Received:2025-09-08 Revised:2025-11-09
Contact: YIN Jie, Professor. E-mail: jieyin@mail.sic.ac.cn; HUANG Zhengren, Professor. E-Mail:zhrhuang@mail.sic.ac.cn
About author:LIU Leimin (1987-), male, Senior engineer. E-mail: leiminliu@mail.sic.ac.cn
Supported by:
National Natural Science Foundation of China (U23A20563, 52172077); National Key R&D Program of China (2024YFB3714704)

摘要/Abstract

摘要： 随着同步辐射、X射线自由电子激光等先进光源技术的快速发展,特别是高能、高亮度的X射线装置面临的挑战日益突出。高能光束照射到反射镜表面时,高能量吸收会导致反射镜出现辐射损伤和热变形等现象,已成为限制光束线性能提升的关键因素之一。本研究从反射镜的结构设计、材料优选、性能模拟、样件制备、光学加工及性能检测等方面进行了深入探讨,采用固相烧结结合精密光学加工技术,研制了具备优异光学性能的碳化硅平面反射镜,分析了不同材料对反射镜面热变形的影响,以及反射镜面形精度和光洁度控制对光学表面质量的影响。研究表明：在吸收功率为200 W工况下,改性碳化硅反射镜与通用单晶硅反射镜相比,镜面子午方向上的法向变形降低约22%;经光学加工后,其镜面PV值达24.3 nm、RMS值达1.7 nm ,表面粗糙度RMS达0.168 nm,释气率为2.40×10^-7Pa∙L/(s∙cm²)。这些性能满足先进光源装置对超光滑反射镜的使用要求,有望推动高性能碳化硅陶瓷成为继单晶硅之后新一代先进光源装置反射镜的理想材料。

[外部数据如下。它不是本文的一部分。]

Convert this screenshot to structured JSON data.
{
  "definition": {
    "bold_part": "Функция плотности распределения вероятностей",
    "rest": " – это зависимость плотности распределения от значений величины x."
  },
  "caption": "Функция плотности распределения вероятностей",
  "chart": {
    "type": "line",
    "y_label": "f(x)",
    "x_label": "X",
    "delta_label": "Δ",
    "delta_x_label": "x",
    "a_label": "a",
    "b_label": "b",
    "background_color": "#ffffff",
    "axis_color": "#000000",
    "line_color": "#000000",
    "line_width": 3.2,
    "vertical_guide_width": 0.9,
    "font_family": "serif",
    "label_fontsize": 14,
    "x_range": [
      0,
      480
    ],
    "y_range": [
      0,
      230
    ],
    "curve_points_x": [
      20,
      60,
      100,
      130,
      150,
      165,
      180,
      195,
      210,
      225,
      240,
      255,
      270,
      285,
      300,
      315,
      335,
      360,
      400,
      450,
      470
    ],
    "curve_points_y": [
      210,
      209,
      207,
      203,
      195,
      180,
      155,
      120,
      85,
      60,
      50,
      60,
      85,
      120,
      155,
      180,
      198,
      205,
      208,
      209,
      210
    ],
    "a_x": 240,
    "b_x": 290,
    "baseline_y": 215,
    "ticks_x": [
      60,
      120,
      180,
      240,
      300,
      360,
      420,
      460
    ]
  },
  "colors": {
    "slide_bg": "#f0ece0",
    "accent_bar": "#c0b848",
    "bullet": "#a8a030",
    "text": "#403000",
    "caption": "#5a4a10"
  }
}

关键词: 同步辐射, X射线自由电子激光, 碳化硅反射镜, 面形精度, 粗糙度

Abstract: The rapid development of advanced light source technologies, such as synchrotron radiation and X-ray free electron lasers, especially for high-energy and high-brightness X-ray facilities, has become one of the key factors restricting the further improvement of beamline performance. When high-energy beams are irradiated onto the surface of mirrors, the absorption of such energy can cause radiation damage and thermal deformation of the mirrors. This study provides an in-depth exploration of various aspects, including the structural design of mirrors, material selection, performance simulation, prototype fabrication, optical processing, and performance testing. By combining solid-state sintering with precision optical processing technology, a silicon carbide (SiC) planar mirror with high optical property was developed. The influence of different materials on the thermal deformation of the reflective mirror surface, as well as the impact of surface shape accuracy and roughness control on the optical surface quality of the reflective mirror was discussed. The research shows that under an absorbed power of 200 W, the modified SiC mirror exhibits approximately 22% reduction in normal deformation along the meridional direction compared to conventional single-crystal silicon mirrors. After optical processing, the PV value of its mirror surface reached 24.3 nm, the RMS value reached 1.7 nm, the surface roughness RMS reached 0.168 nm, and the gas release rate was 2.40×10^-7 Pa∙L/(s∙cm²). These results meet the requirements for ultra-smooth mirrors in advanced light source facilities, demonstrating the potential of high-performance silicon carbide ceramics as an ideal choice for mirrors for the next-generation applications, instead of single-crystal silicon.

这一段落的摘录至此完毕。